L’Académie de l’Opéra de Paris présente des extraits de Street Scene à Bobigny, une décennie après avoir monté une version pour deux pianos du même ouvrage à l’Amphithéâtre Bastille. Cyrille Dubois interprétait alors Sam Kaplan. L’opéra américain de Kurt Weil formerait-il la jeunesse ?
C’est selon. La partition, écrite à l’intention de chanteurs expérimentés, touche aux limites de certains des artistes en résidence. La parodie de bel canto qu’est l’Ice-Cream Sextet voudrait plus d’agilité dans les vocalises, d’aisance dans l’aigu, et l’écriture des airs autoriserait souvent plus d’ampleur. La crédibilité scénique des personnages adultes souffre de leur jeunesse. En l’absence de maquillage et de costumes spécifiques, parents et enfants s’avèrent difficiles à différencier parmi la vingtaine de rôles que compte la pièce.
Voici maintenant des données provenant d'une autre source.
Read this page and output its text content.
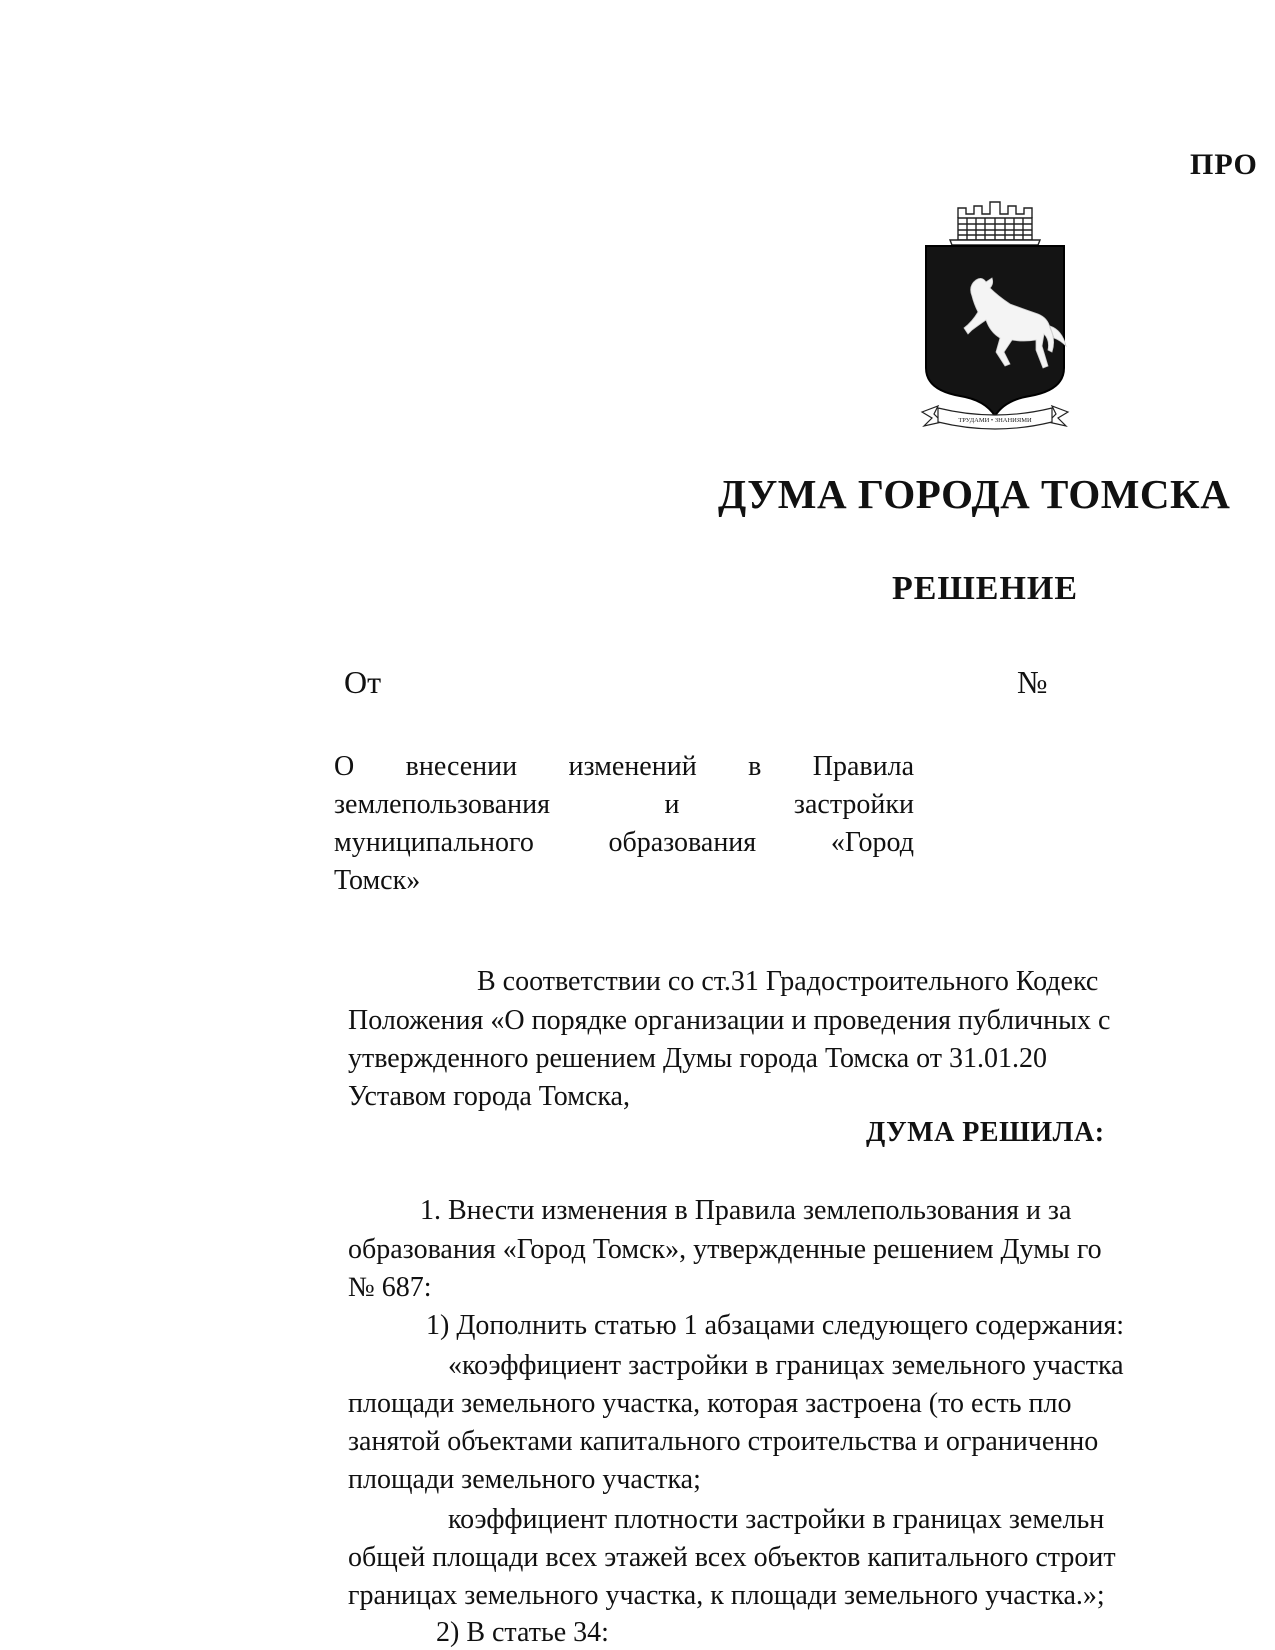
ПРО
ТРУДАМИ • ЗНАНИЯМИ
ДУМА ГОРОДА ТОМСКА
РЕШЕНИЕ
От	№
О внесении изменений в Правила
землепользования и застройки
муниципального образования «Город
Томск»
В соответствии со ст.31 Градостроительного Кодекс
Положения «О порядке организации и проведения публичных с
утвержденного решением Думы города Томска от 31.01.20
Уставом города Томска,
ДУМА РЕШИЛА:
1. Внести изменения в Правила землепользования и за
образования «Город Томск», утвержденные решением Думы го
№ 687:
1) Дополнить статью 1 абзацами следующего содержания:
«коэффициент застройки в границах земельного участка
площади земельного участка, которая застроена (то есть пло
занятой объектами капитального строительства и ограниченно
площади земельного участка;
коэффициент плотности застройки в границах земельн
общей площади всех этажей всех объектов капитального строит
границах земельного участка, к площади земельного участка.»;
2) В статье 34:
Pourtant, l’approche de Ted Huffman finit par balayer les réserves. L’espace scénique est aménagé autour de la fosse d’orchestre, de part et d’autre des gradins. Cette disposition s’accompagne d’un travail sur la lumière et sur le mouvement qui fait le spectacle immersif. La volonté de caractérisation aide à repérer les éléments clés d’une intrigue d’abord confuse. Le jeu des entrées et des sorties oblige l’œil à un travelling permanent qui maintient l’attention en éveil et projette le spectateur au cœur du drame. La salle tressaille lorsque les coups de feu libèrent la tension accumulée au fil des scènes.
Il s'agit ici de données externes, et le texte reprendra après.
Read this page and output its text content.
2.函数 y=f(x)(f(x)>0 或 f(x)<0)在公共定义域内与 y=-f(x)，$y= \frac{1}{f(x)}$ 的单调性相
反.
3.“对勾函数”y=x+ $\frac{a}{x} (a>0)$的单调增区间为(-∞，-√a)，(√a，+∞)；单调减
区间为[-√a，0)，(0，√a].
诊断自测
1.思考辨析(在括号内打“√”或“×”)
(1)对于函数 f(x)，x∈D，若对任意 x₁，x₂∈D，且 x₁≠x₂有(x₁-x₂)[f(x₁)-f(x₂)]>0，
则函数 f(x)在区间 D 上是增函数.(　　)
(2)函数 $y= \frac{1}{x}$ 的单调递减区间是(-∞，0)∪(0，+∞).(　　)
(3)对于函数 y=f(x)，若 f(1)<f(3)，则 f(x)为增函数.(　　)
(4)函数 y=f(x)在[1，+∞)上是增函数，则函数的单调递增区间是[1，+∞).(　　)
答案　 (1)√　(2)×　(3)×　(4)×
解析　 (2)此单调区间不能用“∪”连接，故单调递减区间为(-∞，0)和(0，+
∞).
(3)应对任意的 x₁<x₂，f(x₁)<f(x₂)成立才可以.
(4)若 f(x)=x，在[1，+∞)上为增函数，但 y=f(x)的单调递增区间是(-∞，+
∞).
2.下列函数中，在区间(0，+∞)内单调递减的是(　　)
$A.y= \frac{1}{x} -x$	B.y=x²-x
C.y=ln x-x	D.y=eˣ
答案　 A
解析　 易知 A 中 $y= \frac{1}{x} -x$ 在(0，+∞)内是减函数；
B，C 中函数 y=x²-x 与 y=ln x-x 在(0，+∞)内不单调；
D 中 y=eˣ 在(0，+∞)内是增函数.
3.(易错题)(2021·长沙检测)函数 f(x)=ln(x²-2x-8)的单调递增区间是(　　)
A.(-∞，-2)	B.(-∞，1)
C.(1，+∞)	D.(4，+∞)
Vincent Lappartient © Studio j'adore ce que vous faites
Puis il y a au centre du dispositif le moteur dramatique qu’est l’orchestre. Connue pour ses affinités avec la comédie musicale et son engagement en faveur de la création, Yshani Perinpanayagam dirige à vive allure une partition dont elle souligne les multiples influences sans les dissocier. Le récit alterne dialogue et musique avec naturel. La sonorisation discrète des chanteurs évite les problèmes d’équilibre inhérents à leurs déplacements et leur position vis-à-vis du public. La construction complexe des numéros n’est jamais prise en défaut. Cette précision horlogère est le fruit d’un travail d’équipe. Les ensembles en forment la partie la plus audible. Comment ne pas frissonner lors de la lamentation chorale qui accompagne le transport du corps de Mrs Maurrant.
Trac de première aidant, les jeunes artistes de l’Académie devraient gagner en confiance au fil des représentations. Déjà, les voix s’affermissent après l’entracte. Le soprano d’abord fluet de Teona Todua (Rose) s’étoffe. Sans se départir du vibratello qui distend sa ligne de chant, Kevin Punnackal (Sam) est un amoureux transi d’une sincérité émouvante et Ihor Mostovoi (Franck Maurrant) trouve dans le trio du 2e acte puis dans son aveu final la dimension tragique qui échappait à « It’s time we got back », son premier air. Se détache Margarita Polonskaya (Anna Maurrant), soprano au medium charnu, aux notes liées et égales, destinée aux plus grands rôles du répertoire si elle sait conserver la probité et l’intensité avec lesquelles elle conduit chacune de ses interventions, dont un « Somehow I never could believe » empli de promesses pucciniennes.